Train/test splitting strategies

Metarank supports three train/test splitting strategies:
  • random: split dataset randomly.
  • hold_last: for each session having multiple rankings, take last N% of rankings as a test set. Can be useful to measure an in-session personalization impact .
  • time: split dataset by a timestamp.
Each strategy definition in a config file can be optionally configured with a split ratio - 80% by default. An example:
  • random=80%: split dataset randomly.

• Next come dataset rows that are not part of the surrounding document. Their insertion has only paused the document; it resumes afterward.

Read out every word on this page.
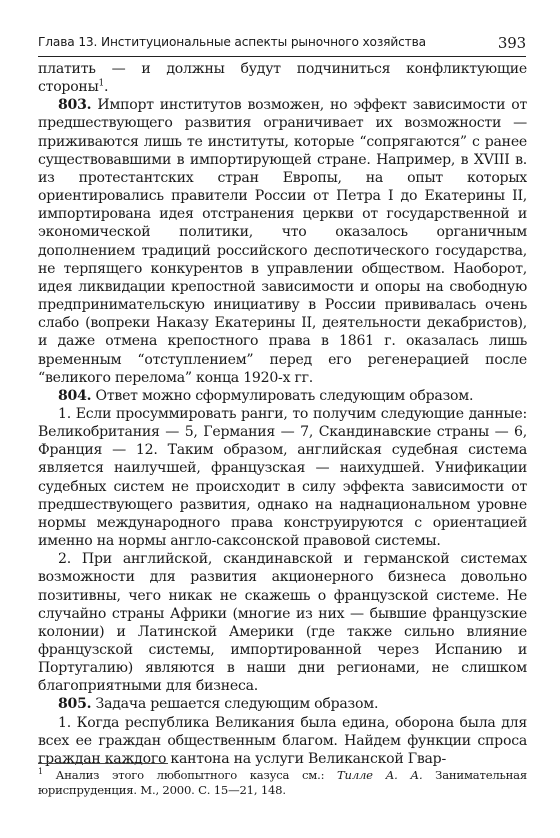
Глава 13. Институциональные аспекты рыночного хозяйства	393

платить — и должны будут подчиниться конфликтующие стороны$^1$.

803. Импорт институтов возможен, но эффект зависимости от предшествующего развития ограничивает их возможности — приживаются лишь те институты, которые “сопрягаются” с ранее существовавшими в импортирующей стране. Например, в XVIII в. из протестантских стран Европы, на опыт которых ориентировались правители России от Петра I до Екатерины II, импортирована идея отстранения церкви от государственной и экономической политики, что оказалось органичным дополнением традиций российского деспотического государства, не терпящего конкурентов в управлении обществом. Наоборот, идея ликвидации крепостной зависимости и опоры на свободную предпринимательскую инициативу в России прививалась очень слабо (вопреки Наказу Екатерины II, деятельности декабристов), и даже отмена крепостного права в 1861 г. оказалась лишь временным “отступлением” перед его регенерацией после “великого перелома” конца 1920-х гг.

804. Ответ можно сформулировать следующим образом.

1. Если просуммировать ранги, то получим следующие данные: Великобритания — 5, Германия — 7, Скандинавские страны — 6, Франция — 12. Таким образом, английская судебная система является наилучшей, французская — наихудшей. Унификации судебных систем не происходит в силу эффекта зависимости от предшествующего развития, однако на наднациональном уровне нормы международного права конструируются с ориентацией именно на нормы англо-саксонской правовой системы.

2. При английской, скандинавской и германской системах возможности для развития акционерного бизнеса довольно позитивны, чего никак не скажешь о французской системе. Не случайно страны Африки (многие из них — бывшие французские колонии) и Латинской Америки (где также сильно влияние французской системы, импортированной через Испанию и Португалию) являются в наши дни регионами, не слишком благоприятными для бизнеса.

805. Задача решается следующим образом.

1. Когда республика Великания была едина, оборона была для всех ее граждан общественным благом. Найдем функции спроса граждан каждого кантона на услуги Великанской Гвар-

$^1$ Анализ этого любопытного казуса см.: Тилле А. А. Занимательная юриспруденция. М., 2000. С. 15—21, 148.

Be careful with random splitting, as it may introduce label leaking.
  • hold_last: split within session with a default 80% splitting ratio.

XGBoost and LightGBM backend options

  • iterations: optional, number, default: 100, number of trees in the model.
  • learningRate: optional, number, default: 0.1, higher the rate - faster training - less precise model.
  • ndcgCutoff: optional, number, default: 10, only N first items may affect the NDCG.
  • maxDepth: optional, number, default: 8, the depth of the tree.
  • seed: optional, string or number, default: random to make model training deterministic.
  • sampling: optional, default: 0.8, fraction of features used to build a tree, useful to prevent over-fitting.
  • debias: optional, default: false. Enable booster-native position bias removal support. See these two articles about the unbiased LTR for XGBoost and LightGBM for details.
LightGBM also supports these specific options:
  • numLeaves: optional, number, default: 16, how many leaves the tree may have.
Please consult LightGBM and XGBoost docs about tuning these parameters.

Shuffle

A shuffle is a baseline model, which may be used in the a/b tests as a "worst-case" ranking scenario, when the order of items is random. The shuffle model is configured in the following way:
<model name>:
type: shuffle
maxPositionChange: 5
  • Parameter maxPositionChange controls the amount of randomness that shuffle can introduce in the original ranking. In other words, maxPositionChange sets how far away an item can drift from its original position.

Noop

A noop is also a baseline model, which does nothing. The main purpose of this model to be a baseline of the original ranking sent to metarank during a/b tests. It's configured with the following snippet:
<model name>:
type: noop
It has no options and does not do any modifications to the ranking, just bouncing it back as-is.